For instance, Trump's blockbuster insurrection trial was slated to begin about a month from now on March 4. But a judge ruled last week that the trial was unable to go forward and no new start date was assigned.
One reason for that revolves around a separate case involving presidential immunity. The former president and his lawyers have been arguing in court that he shouldn't be charged with crimes because they claim presidents are immune from prosecution while in office.
That question is currently awaiting a ruling by the appeals court in Washington, D.C., but it's likely that the Supreme Court will eventually take up the case and issue its own opinion. Meanwhile, these court appeals take time and the 2024 presidential election is only getting closer.
Legal analysts have said it would be much easier for a federal judge to start a trial against the former president in March as opposed to a few weeks before the election, as the justice department has historically not wanted to take action that could influence an election.
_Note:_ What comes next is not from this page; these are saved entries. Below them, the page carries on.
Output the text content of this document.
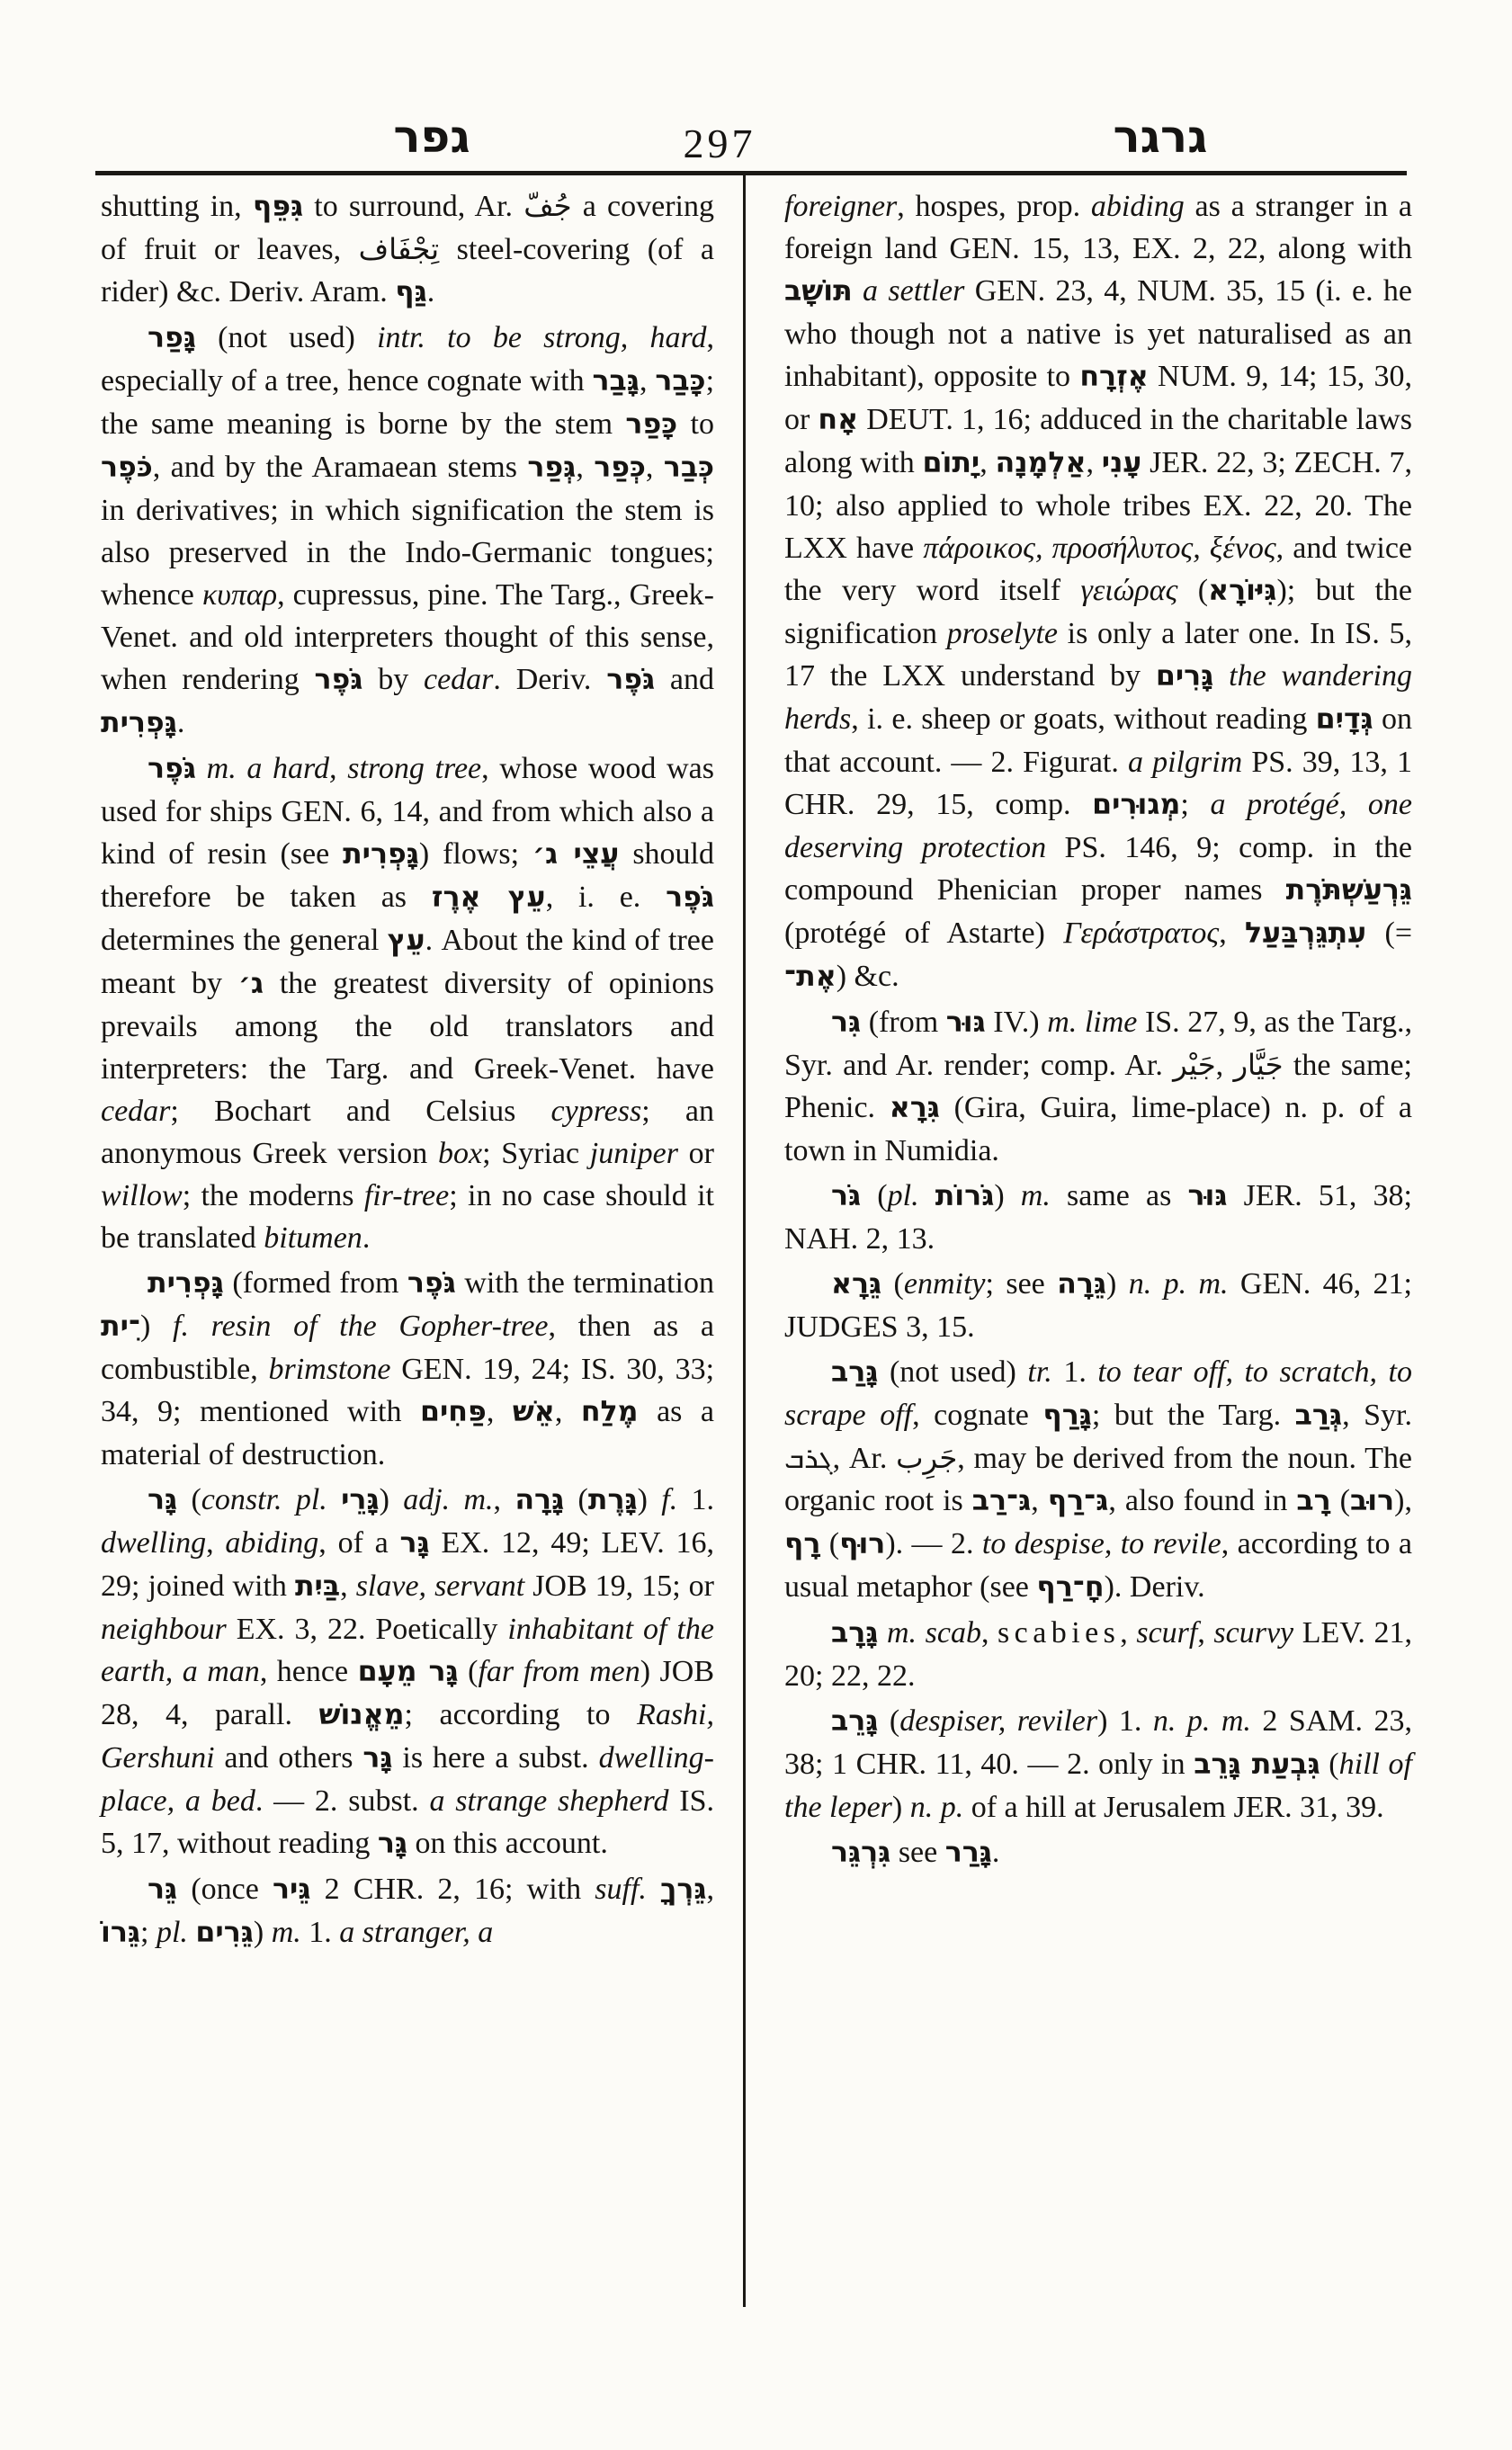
גפר	297	גרגר

shutting in, גִּפֵּף to surround, Ar. جُفّ a covering of fruit or leaves, تِجْفَاف steel-covering (of a rider) &c. Deriv. Aram. גַּף.

גָּפַר (not used) intr. to be strong, hard, especially of a tree, hence cognate with גָּבַר, כָּבַר; the same meaning is borne by the stem כָּפַר to כֹּפֶר, and by the Aramaean stems גְּפַר, כְּפַר, כְּבַר in derivatives; in which signification the stem is also preserved in the Indo-Germanic tongues; whence κυπαρ, cupressus, pine. The Targ., Greek-Venet. and old interpreters thought of this sense, when rendering גֹּפֶר by cedar. Deriv. גֹּפֶר and גָּפְרִית.

גֹּפֶר m. a hard, strong tree, whose wood was used for ships GEN. 6, 14, and from which also a kind of resin (see גָּפְרִית) flows; עֲצֵי ג׳ should therefore be taken as עֵץ אֶרֶז, i. e. גֹּפֶר determines the general עֵץ. About the kind of tree meant by ג׳ the greatest diversity of opinions prevails among the old translators and interpreters: the Targ. and Greek-Venet. have cedar; Bochart and Celsius cypress; an anonymous Greek version box; Syriac juniper or willow; the moderns fir-tree; in no case should it be translated bitumen.

גָּפְרִית (formed from גֹּפֶר with the termination ־ִית) f. resin of the Gopher-tree, then as a combustible, brimstone GEN. 19, 24; IS. 30, 33; 34, 9; mentioned with פַּחִים, אֵשׁ, מֶלַח as a material of destruction.

גָּר (constr. pl. גָּרֵי) adj. m., גָּרָה (גָּרֶת) f. 1. dwelling, abiding, of a גָּר EX. 12, 49; LEV. 16, 29; joined with בַּיִת, slave, servant JOB 19, 15; or neighbour EX. 3, 22. Poetically inhabitant of the earth, a man, hence גָּר מֵעָם (far from men) JOB 28, 4, parall. מֵאֱנוֹשׁ; according to Rashi, Gershuni and others גָּר is here a subst. dwelling-place, a bed. — 2. subst. a strange shepherd IS. 5, 17, without reading גָּר on this account.

גֵּר (once גֵּיר 2 CHR. 2, 16; with suff. גֵּרְךָ, גֵּרוֹ; pl. גֵּרִים) m. 1. a stranger, a

foreigner, hospes, prop. abiding as a stranger in a foreign land GEN. 15, 13, EX. 2, 22, along with תּוֹשָׁב a settler GEN. 23, 4, NUM. 35, 15 (i. e. he who though not a native is yet naturalised as an inhabitant), opposite to אֶזְרָח NUM. 9, 14; 15, 30, or אָח DEUT. 1, 16; adduced in the charitable laws along with יָתוֹם, אַלְמָנָה, עָנִי JER. 22, 3; ZECH. 7, 10; also applied to whole tribes EX. 22, 20. The LXX have πάροικος, προσήλυτος, ξένος, and twice the very word itself γειώρας (גִּיּוֹרָא); but the signification proselyte is only a later one. In IS. 5, 17 the LXX understand by גָּרִים the wandering herds, i. e. sheep or goats, without reading גְּדָיִם on that account. — 2. Figurat. a pilgrim PS. 39, 13, 1 CHR. 29, 15, comp. מְגוּרִים; a protégé, one deserving protection PS. 146, 9; comp. in the compound Phenician proper names גֵּרְעַשְׁתֹּרֶת (protégé of Astarte) Γεράστρατος, עִתְגֵּרְבַּעַל (= אֶת־) &c.

גִּר (from גּוּר IV.) m. lime IS. 27, 9, as the Targ., Syr. and Ar. render; comp. Ar. جَيْر, جَيَّار the same; Phenic. גִּרָא (Gira, Guira, lime-place) n. p. of a town in Numidia.

גֹּר (pl. גֹּרוֹת) m. same as גּוּר JER. 51, 38; NAH. 2, 13.

גֵּרָא (enmity; see גֵּרָה) n. p. m. GEN. 46, 21; JUDGES 3, 15.

גָּרַב (not used) tr. 1. to tear off, to scratch, to scrape off, cognate גָּרַף; but the Targ. גְּרַב, Syr. ܓܪܒ, Ar. جَرِب, may be derived from the noun. The organic root is גּ־רַב, גּ־רַף, also found in רָב (רוּב), רָף (רוּף). — 2. to despise, to revile, according to a usual metaphor (see חָ־רַף). Deriv.

גָּרָב m. scab, scabies, scurf, scurvy LEV. 21, 20; 22, 22.

גָּרֵב (despiser, reviler) 1. n. p. m. 2 SAM. 23, 38; 1 CHR. 11, 40. — 2. only in גִּבְעַת גָּרֵב (hill of the leper) n. p. of a hill at Jerusalem JER. 31, 39.

גִּרְגֵּר see גָּרַר.
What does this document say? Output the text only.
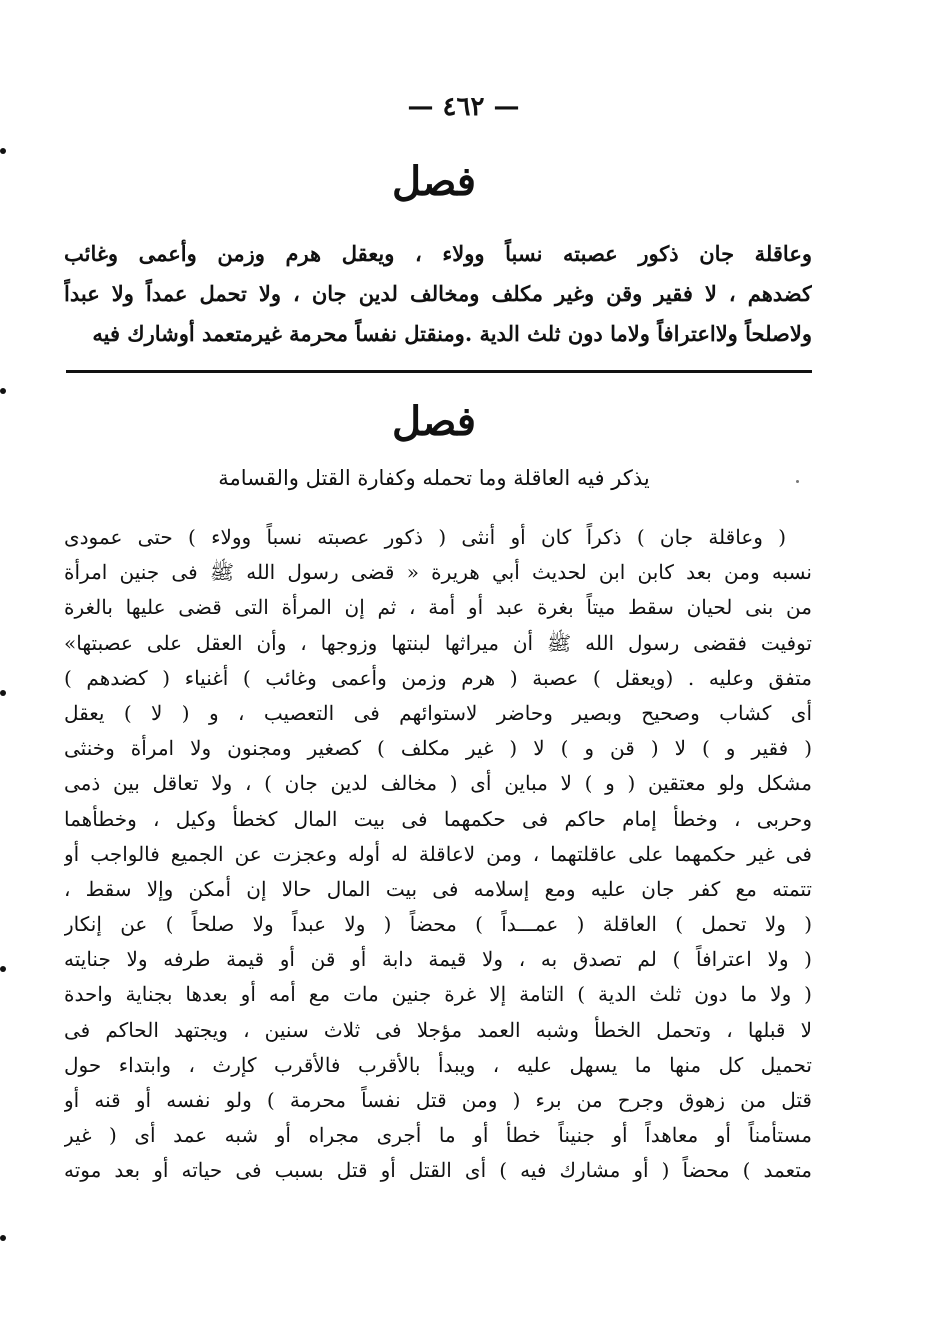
— ٤٦٢ —
فصل
وعاقلة جان ذكور عصبته نسباً وولاء ، ويعقل هرم وزمن وأعمى وغائب
كضدهم ، لا فقير وقن وغير مكلف ومخالف لدين جان ، ولا تحمل عمداً ولا عبداً
ولاصلحاً ولااعترافاً ولاما دون ثلث الدية .ومنقتل نفساً محرمة غيرمتعمد أوشارك فيه
فصل
يذكر فيه العاقلة وما تحمله وكفارة القتل والقسامة
( وعاقلة جان ) ذكراً كان أو أنثى ( ذكور عصبته نسباً وولاء ) حتى عمودى
نسبه ومن بعد كابن ابن لحديث أبي هريرة « قضى رسول الله ﷺ فى جنين امرأة
من بنى لحيان سقط ميتاً بغرة عبد أو أمة ، ثم إن المرأة التى قضى عليها بالغرة
توفيت فقضى رسول الله ﷺ أن ميراثها لبنتها وزوجها ، وأن العقل على عصبتها»
متفق وعليه . (ويعقل ) عصبة ( هرم وزمن وأعمى وغائب ) أغنياء ( كضدهم )
أى كشاب وصحيح وبصير وحاضر لاستوائهم فى التعصيب ، و ( لا ) يعقل
( فقير و ) لا ( قن و ) لا ( غير مكلف ) كصغير ومجنون ولا امرأة وخنثى
مشكل ولو معتقين ( و ) لا مباين أى ( مخالف لدين جان ) ، ولا تعاقل بين ذمى
وحربى ، وخطأ إمام حاكم فى حكمهما فى بيت المال كخطأ وكيل ، وخطأهما
فى غير حكمهما على عاقلتهما ، ومن لاعاقلة له أوله وعجزت عن الجميع فالواجب أو
تتمته مع كفر جان عليه ومع إسلامه فى بيت المال حالا إن أمكن وإلا سقط ،
( ولا تحمل ) العاقلة ( عمـــداً ) محضاً ( ولا عبداً ولا صلحاً ) عن إنكار
( ولا اعترافاً ) لم تصدق به ، ولا قيمة دابة أو قن أو قيمة طرفه ولا جنايته
( ولا ما دون ثلث الدية ) التامة إلا غرة جنين مات مع أمه أو بعدها بجناية واحدة
لا قبلها ، وتحمل الخطأ وشبه العمد مؤجلا فى ثلاث سنين ، ويجتهد الحاكم فى
تحميل كل منها ما يسهل عليه ، ويبدأ بالأقرب فالأقرب كإرث ، وابتداء حول
قتل من زهوق وجرح من برء ( ومن قتل نفساً محرمة ) ولو نفسه أو قنه أو
مستأمناً أو معاهداً أو جنيناً خطأ أو ما أجرى مجراه أو شبه عمد أى ( غير
متعمد ) محضاً ( أو مشارك فيه ) أى القتل أو قتل بسبب فى حياته أو بعد موته
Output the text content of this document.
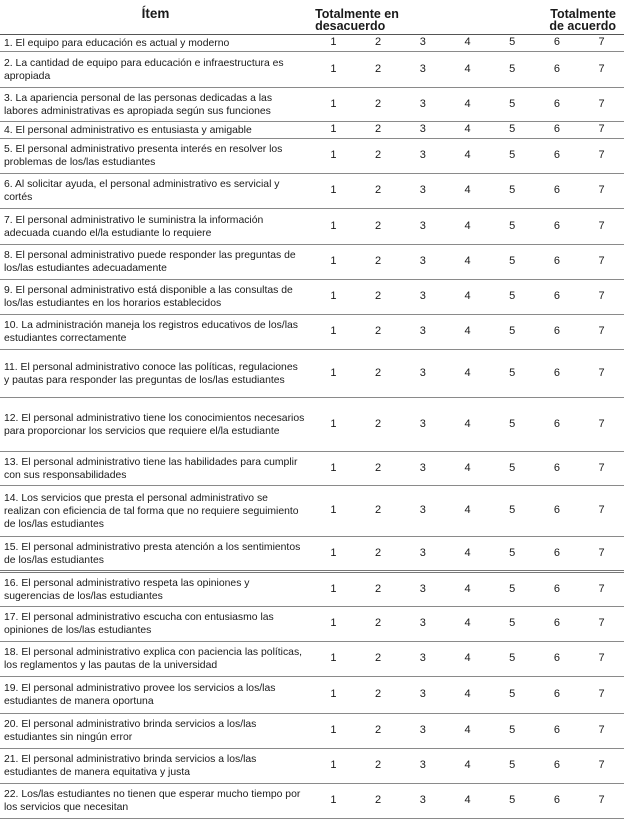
Ítem	Totalmente en desacuerdo					Totalmente de acuerdo	
1. El equipo para educación es actual y moderno	1	2	3	4	5	6	7
2. La cantidad de equipo para educación e infraestructura es apropiada	1	2	3	4	5	6	7
3. La apariencia personal de las personas dedicadas a las labores administrativas es apropiada según sus funciones	1	2	3	4	5	6	7
4. El personal administrativo es entusiasta y amigable	1	2	3	4	5	6	7
5. El personal administrativo presenta interés en resolver los problemas de los/las estudiantes	1	2	3	4	5	6	7
6. Al solicitar ayuda, el personal administrativo es servicial y cortés	1	2	3	4	5	6	7
7. El personal administrativo le suministra la información adecuada cuando el/la estudiante lo requiere	1	2	3	4	5	6	7
8. El personal administrativo puede responder las preguntas de los/las estudiantes adecuadamente	1	2	3	4	5	6	7
9. El personal administrativo está disponible a las consultas de los/las estudiantes en los horarios establecidos	1	2	3	4	5	6	7
10. La administración maneja los registros educativos de los/las estudiantes correctamente	1	2	3	4	5	6	7
11. El personal administrativo conoce las políticas, regulaciones y pautas para responder las preguntas de los/las estudiantes	1	2	3	4	5	6	7
12. El personal administrativo tiene los conocimientos necesarios para proporcionar los servicios que requiere el/la estudiante	1	2	3	4	5	6	7
13. El personal administrativo tiene las habilidades para cumplir con sus responsabilidades	1	2	3	4	5	6	7
14. Los servicios que presta el personal administrativo se realizan con eficiencia de tal forma que no requiere seguimiento de los/las estudiantes	1	2	3	4	5	6	7
15. El personal administrativo presta atención a los sentimientos de los/las estudiantes	1	2	3	4	5	6	7
16. El personal administrativo respeta las opiniones y sugerencias de los/las estudiantes	1	2	3	4	5	6	7
17. El personal administrativo escucha con entusiasmo las opiniones de los/las estudiantes	1	2	3	4	5	6	7
18. El personal administrativo explica con paciencia las políticas, los reglamentos y las pautas de la universidad	1	2	3	4	5	6	7
19. El personal administrativo provee los servicios a los/las estudiantes de manera oportuna	1	2	3	4	5	6	7
20. El personal administrativo brinda servicios a los/las estudiantes sin ningún error	1	2	3	4	5	6	7
21. El personal administrativo brinda servicios a los/las estudiantes de manera equitativa y justa	1	2	3	4	5	6	7
22. Los/las estudiantes no tienen que esperar mucho tiempo por los servicios que necesitan	1	2	3	4	5	6	7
Ty Cobb is a former member of Trump's legal team and he told Scripps News that the longer these trials get pushed back, the less likely they are to happen this year.
"Any continuing delay does make it less likely that it gets tried in advance of the election," he said.
One place where a trial does look more likely is in New York City, where the Manhattan district attorney's business fraud case against the former president is scheduled to begin late next month. Since the case is at the local level and involved alleged hush money payments by Trump's campaign, the argument of presidential immunity is not as relevant.
One thing, though, is clear. All of the former president's cases are not only taking time, but they are also taking money.
Filings with the Federal Elections Commission show Trump's political action committees spent nearly $50 million on legal bills in 2023. Those costs are bound to rise as these cases drag out.